Emily Almberg, an infectious disease ecologist with the FWP wildlife program, is working on the other part of the study — finding out what pathogens are present in the goat population.

Almberg plans to sample the goats, screen them for common viruses and parasites and record trace minerals, body conditions and any pregnancies. But she’ll particularly be looking out for signs of mycoplasma ovipneumoniae.

Mycoplasma ovipneumoniae is a bacteria that infects the respiratory systems of wild mountain goats and bighorn sheep and domestic goats and sheep. It often causes large die-offs in herds. The bacteria is particularly deadly for bighorn sheep, often causing 20 percent to 60 percent of a herd to perish, Almberg said.

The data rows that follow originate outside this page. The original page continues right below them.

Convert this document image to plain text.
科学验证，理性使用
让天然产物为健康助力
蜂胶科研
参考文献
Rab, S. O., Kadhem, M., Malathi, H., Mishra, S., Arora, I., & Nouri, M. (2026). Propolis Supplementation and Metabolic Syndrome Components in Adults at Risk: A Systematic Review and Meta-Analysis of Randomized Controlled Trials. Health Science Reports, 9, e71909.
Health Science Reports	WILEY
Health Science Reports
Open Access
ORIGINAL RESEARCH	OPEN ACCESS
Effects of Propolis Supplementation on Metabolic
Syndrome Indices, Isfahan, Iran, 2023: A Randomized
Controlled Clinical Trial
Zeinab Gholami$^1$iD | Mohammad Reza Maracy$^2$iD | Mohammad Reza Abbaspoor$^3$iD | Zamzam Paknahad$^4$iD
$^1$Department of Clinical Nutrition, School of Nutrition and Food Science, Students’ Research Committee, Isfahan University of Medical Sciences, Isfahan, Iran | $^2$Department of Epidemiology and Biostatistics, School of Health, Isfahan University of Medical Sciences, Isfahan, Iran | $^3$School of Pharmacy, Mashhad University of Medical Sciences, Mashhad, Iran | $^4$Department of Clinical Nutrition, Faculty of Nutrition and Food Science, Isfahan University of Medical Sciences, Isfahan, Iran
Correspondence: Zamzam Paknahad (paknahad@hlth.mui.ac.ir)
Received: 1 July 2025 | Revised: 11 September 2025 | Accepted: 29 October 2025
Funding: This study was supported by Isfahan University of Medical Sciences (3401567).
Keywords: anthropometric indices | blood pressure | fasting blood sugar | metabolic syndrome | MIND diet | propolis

While the disease’s impacts on bighorn sheep have been well-documented, less data has been collected on its effects on mountain goats. Almberg said that’s because scientists have handled fewer goat populations.

If translocation efforts were to occur in the future, FWP would want to know what the risk would be of the pathogens spilling over to or from other herds, Almberg said. The data could help researchers decide whether the members of the Bridgers herd are suitable for reintroduction elsewhere.

Biologists are still in the early stages of studying mountain goats in the Bridgers, and no reintroduction or translocation project has been initiated, Almberg said.